There are no reforms today – only a temporary distribution of power and businesses along the party quotas, along with harassment by petty thugs on the streets.
The country needs vertical governance and tough action. Only a government with a popular mandate can do this.
This is why, on May 25, we need both parliamentary and presidential elections. We cannot reboot the government in two leaps – in spring and autumn. It would be even less acceptable to move all elections to the fall as Putin demands. This would lead to anarchy in the country and provide the Kremlin’s fifth column with an opportunity to regroup.
The May elections must constitute a social contract between citizens and government. The new President and the new parliamentary majority must urgently undertake a real fight against corruption, establish a fair judiciary, and conduct comprehensive socio-economic reforms. Efficiency and innovation must replace ideology.

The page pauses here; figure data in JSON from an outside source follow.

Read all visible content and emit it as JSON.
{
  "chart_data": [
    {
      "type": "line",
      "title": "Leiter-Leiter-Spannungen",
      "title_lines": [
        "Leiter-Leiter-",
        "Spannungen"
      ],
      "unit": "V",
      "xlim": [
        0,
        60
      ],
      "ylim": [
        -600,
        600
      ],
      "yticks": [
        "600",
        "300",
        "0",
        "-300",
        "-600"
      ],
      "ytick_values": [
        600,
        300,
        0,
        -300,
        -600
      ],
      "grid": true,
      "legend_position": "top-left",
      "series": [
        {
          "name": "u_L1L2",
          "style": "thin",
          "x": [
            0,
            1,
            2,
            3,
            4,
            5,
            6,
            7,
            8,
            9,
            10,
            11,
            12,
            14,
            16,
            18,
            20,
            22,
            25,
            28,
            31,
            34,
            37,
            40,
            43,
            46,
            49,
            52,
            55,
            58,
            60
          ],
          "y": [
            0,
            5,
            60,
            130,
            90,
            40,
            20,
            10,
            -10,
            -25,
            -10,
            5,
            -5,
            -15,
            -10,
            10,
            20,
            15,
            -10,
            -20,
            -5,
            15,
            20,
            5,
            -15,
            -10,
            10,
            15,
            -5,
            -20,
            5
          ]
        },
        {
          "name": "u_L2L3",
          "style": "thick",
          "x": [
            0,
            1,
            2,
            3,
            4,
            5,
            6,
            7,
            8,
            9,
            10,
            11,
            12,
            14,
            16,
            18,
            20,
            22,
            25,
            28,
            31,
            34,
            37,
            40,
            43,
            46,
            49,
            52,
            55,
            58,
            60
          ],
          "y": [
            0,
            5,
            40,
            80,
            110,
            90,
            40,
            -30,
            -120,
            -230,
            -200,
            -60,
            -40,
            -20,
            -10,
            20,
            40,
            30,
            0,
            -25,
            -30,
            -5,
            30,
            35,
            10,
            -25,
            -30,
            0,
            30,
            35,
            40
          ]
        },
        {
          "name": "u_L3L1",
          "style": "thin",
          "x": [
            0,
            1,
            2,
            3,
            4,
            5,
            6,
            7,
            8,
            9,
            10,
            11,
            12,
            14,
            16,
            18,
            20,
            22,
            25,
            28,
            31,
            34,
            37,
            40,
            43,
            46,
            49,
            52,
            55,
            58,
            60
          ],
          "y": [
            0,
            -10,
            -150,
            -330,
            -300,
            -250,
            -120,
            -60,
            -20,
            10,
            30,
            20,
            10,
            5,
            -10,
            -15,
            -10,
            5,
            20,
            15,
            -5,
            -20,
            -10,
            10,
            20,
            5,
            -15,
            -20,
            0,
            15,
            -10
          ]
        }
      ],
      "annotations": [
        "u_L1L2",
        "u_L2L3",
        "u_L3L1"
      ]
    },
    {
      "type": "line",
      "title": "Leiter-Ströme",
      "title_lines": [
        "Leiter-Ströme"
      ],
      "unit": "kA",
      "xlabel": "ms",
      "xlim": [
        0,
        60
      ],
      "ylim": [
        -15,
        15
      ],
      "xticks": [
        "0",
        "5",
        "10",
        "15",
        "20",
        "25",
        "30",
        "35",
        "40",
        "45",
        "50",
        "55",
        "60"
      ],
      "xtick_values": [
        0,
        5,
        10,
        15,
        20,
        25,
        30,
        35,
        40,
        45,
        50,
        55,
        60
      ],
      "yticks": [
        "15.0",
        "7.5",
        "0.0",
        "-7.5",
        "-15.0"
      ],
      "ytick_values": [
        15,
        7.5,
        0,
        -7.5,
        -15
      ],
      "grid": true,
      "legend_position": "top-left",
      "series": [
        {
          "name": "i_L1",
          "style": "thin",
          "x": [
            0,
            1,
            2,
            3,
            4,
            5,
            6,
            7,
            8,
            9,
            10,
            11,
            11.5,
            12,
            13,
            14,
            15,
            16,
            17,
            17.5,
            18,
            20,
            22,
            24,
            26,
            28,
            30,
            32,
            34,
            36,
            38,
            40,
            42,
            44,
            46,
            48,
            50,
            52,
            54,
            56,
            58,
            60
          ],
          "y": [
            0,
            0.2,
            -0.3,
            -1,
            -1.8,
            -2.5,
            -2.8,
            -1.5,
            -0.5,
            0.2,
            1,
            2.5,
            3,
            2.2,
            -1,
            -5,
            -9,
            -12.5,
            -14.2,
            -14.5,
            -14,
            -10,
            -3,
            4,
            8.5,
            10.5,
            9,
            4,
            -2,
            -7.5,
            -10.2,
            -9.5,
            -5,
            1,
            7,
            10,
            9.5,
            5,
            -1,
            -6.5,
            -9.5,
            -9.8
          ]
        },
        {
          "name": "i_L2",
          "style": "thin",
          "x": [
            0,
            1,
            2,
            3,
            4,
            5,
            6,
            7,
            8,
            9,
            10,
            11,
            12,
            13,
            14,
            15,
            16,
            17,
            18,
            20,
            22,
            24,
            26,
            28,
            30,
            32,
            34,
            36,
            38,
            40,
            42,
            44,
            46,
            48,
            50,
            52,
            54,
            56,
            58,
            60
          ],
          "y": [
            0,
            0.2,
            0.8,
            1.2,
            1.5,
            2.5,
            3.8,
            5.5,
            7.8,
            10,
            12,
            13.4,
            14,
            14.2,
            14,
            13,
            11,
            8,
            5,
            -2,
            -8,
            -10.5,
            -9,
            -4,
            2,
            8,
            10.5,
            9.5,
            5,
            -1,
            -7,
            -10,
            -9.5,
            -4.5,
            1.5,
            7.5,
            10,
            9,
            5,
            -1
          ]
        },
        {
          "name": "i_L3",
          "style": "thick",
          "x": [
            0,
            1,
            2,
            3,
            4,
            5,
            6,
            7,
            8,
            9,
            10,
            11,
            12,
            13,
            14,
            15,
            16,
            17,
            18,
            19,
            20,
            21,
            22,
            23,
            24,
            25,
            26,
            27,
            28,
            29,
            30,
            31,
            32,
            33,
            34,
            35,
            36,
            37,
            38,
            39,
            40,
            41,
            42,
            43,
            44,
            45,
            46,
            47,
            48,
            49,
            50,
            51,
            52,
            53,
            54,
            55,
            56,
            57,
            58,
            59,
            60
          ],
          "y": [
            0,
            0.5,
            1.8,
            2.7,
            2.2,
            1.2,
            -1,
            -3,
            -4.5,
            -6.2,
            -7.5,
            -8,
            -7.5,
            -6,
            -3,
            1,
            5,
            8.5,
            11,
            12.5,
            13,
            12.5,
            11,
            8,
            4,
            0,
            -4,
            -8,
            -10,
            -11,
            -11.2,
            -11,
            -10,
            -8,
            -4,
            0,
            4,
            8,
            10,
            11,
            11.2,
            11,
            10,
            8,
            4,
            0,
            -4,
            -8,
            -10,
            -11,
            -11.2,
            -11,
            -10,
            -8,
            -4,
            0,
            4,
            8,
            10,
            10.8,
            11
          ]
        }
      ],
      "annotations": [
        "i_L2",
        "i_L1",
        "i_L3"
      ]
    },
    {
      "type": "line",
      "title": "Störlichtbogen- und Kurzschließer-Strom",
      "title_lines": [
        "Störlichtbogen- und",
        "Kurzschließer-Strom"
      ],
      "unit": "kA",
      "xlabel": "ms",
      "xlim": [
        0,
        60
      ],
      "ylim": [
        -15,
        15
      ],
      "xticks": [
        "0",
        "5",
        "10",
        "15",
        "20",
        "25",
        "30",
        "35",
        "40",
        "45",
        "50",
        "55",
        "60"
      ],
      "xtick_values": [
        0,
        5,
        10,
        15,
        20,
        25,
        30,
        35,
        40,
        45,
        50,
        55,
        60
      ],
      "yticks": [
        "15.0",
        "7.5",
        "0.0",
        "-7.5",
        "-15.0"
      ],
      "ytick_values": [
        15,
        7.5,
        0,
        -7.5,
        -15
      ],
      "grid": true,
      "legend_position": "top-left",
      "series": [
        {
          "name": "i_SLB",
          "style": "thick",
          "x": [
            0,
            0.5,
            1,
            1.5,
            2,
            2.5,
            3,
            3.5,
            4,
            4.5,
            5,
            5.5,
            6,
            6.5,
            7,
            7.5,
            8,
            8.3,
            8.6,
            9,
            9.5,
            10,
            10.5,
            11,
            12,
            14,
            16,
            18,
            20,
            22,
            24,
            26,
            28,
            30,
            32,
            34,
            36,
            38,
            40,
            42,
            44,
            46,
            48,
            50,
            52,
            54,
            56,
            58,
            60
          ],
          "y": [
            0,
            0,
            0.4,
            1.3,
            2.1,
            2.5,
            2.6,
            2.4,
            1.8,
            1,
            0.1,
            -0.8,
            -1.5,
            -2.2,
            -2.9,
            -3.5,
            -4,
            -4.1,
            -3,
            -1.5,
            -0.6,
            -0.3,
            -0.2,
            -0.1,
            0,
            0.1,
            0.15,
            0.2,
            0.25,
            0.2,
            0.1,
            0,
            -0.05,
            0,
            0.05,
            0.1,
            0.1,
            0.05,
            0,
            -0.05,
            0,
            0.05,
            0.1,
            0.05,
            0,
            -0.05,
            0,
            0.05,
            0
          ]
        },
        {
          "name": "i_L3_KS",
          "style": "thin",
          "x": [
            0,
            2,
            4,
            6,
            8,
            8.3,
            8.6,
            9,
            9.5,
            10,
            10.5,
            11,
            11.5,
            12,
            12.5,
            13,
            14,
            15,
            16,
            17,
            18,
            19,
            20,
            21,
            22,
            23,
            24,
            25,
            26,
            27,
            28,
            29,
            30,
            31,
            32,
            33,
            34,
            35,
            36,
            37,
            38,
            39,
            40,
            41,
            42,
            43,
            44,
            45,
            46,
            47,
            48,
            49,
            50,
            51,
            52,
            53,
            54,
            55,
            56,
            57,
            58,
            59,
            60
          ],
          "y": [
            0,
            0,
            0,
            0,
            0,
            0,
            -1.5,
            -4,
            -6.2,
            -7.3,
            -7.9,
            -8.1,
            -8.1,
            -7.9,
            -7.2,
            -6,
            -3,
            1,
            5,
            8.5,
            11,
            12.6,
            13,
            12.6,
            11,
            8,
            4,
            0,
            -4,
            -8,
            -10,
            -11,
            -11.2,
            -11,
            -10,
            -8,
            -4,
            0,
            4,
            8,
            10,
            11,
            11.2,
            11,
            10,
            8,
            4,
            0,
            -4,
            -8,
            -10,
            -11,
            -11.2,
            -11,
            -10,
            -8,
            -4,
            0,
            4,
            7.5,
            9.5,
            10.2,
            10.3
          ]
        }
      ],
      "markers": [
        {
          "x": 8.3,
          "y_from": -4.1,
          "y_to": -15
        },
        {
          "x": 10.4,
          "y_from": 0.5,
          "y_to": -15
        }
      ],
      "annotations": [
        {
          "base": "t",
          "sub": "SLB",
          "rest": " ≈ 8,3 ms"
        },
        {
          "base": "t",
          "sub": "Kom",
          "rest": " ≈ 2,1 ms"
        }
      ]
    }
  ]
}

This is what will stop divisions within the country and the complete preoccupation with memory wars. Proven reforms in neighbouring states will no doubt contribute to higher living standards and provide people with a sense of security.
If we continue to tolerate double standards, trades of government posts among the [various political] parties, and the harassment of business, we will not only lose out in relation to living standards, but we will provide fertile grounds for separatist decisions in more and more territories [of Ukraine].
De Gaulle was right: “Yes to Reforms. No to disorder.”